The only metro area to see prices rise was Washington D.C.—so much for the new commitment by Congress to shrink the size of government.
Picking through the Case-Shiller data, we do see a few points for cautious optimism. While 19 of 20 cities saw declines in the last month of 2010, not all of these were new post-crash lows. Some cities had seen modest recoveries in the preceding months, and it’s not wise to read too deeply into one month’s worth of data.
Still, eleven of the twenty markets hit their lowest point since the beginning of the housing bust: Atlanta, Charlotte, Chicago, Detroit, Las Vegas, Miami, New York, Phoenix, Portland, Seattle and Tampa.
In another example of the muddled condition of the housing market, the National Association of Realtors reported that more people bought previously occupied homes in January, but the increase in sales was due to a surge of foreclosures and all-cash deals and not first-time home-buyers.
Foreclosures represented 37 percent of sales in January. All-cash transactions accounted for 32 percent of sales, and in particularly hard-hit places like Las Vegas and Miami cash deals represent half of all sales!
The high number of these distressed sales is, of course, a major reason for the falling prices seen in the Case-Shiller Indices.
It is good to see these houses being snapped up for cash, of course. An investor who is able to pay cash for a house is one that is unlikely to sell again at distressed prices. This is good for the long-term health of the markets affected. But on the other hand, one of the reasons that cash purchases are so high is that mortgage lending standards are much stricter than in the past.

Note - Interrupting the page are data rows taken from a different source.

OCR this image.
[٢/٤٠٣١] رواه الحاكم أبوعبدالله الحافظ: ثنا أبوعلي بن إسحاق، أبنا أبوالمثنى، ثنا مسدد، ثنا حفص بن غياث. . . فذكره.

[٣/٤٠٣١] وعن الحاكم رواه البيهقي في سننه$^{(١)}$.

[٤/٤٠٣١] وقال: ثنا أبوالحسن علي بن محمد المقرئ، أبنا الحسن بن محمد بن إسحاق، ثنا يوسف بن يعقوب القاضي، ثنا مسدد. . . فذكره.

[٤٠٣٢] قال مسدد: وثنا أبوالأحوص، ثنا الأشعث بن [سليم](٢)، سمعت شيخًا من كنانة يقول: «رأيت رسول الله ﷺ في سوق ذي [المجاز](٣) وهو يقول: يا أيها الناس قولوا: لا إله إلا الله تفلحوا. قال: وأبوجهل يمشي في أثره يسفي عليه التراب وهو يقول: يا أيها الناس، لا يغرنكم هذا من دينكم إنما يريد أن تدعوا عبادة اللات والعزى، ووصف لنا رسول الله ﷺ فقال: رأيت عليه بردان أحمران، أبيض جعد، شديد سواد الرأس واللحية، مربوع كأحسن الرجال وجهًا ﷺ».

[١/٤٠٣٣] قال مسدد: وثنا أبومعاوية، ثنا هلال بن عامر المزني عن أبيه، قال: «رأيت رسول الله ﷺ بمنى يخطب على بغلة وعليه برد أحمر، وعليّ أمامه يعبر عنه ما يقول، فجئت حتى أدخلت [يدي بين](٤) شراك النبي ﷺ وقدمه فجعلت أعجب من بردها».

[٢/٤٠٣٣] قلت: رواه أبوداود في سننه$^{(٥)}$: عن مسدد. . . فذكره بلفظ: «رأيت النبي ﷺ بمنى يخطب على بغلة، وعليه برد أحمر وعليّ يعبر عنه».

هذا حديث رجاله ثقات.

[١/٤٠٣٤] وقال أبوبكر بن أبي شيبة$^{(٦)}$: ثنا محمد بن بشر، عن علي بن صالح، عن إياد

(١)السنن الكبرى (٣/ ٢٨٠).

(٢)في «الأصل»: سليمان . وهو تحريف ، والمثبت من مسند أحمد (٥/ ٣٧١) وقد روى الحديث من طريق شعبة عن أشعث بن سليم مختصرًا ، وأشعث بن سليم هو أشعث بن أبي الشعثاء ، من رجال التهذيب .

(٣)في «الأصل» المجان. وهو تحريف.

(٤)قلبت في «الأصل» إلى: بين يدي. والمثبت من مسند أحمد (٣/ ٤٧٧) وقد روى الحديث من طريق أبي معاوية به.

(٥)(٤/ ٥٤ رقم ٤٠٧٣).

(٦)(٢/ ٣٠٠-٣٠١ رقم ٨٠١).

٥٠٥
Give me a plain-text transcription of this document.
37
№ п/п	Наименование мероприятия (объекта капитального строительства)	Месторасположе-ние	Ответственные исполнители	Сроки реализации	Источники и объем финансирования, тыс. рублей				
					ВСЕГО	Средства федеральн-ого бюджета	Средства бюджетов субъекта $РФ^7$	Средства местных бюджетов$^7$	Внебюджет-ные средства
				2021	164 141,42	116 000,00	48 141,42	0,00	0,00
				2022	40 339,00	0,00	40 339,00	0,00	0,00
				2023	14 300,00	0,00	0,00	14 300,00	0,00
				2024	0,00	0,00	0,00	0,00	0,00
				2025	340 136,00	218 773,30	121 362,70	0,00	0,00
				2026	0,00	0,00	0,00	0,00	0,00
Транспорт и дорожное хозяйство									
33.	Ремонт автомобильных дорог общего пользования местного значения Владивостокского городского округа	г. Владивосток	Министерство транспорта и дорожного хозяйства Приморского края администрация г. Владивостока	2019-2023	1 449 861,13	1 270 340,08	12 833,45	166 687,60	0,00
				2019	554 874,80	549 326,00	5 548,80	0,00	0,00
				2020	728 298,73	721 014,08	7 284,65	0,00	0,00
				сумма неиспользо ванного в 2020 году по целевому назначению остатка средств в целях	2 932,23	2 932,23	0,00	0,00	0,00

Less mortgage credit means that fewer people will be able to bid for houses, which means that a real recovery in prices is likely to be many years away. In some areas, prices may never recover.
How are we to interpret all these mixed data? To start, you have to look past the noise and find the trends that really matter—like demographics. Demographic trends do suggest that demand for starter houses and rentals should be relatively strong in the years ahead once the current supply glut is worked off. Depending on the area, this might take a while. But if you buy judiciously, demographic trends are on your side.
The same cannot be said of trade-up “McMansions.” Demographic trends in this segment are terrible, for lack of gentler word. The Boomers will be net sellers for the foreseeable future, and there are no obvious sources of buyers in most areas.
The news is not all bad. We just have to know how to interpret what we see reported, keeping an eye on the big picture.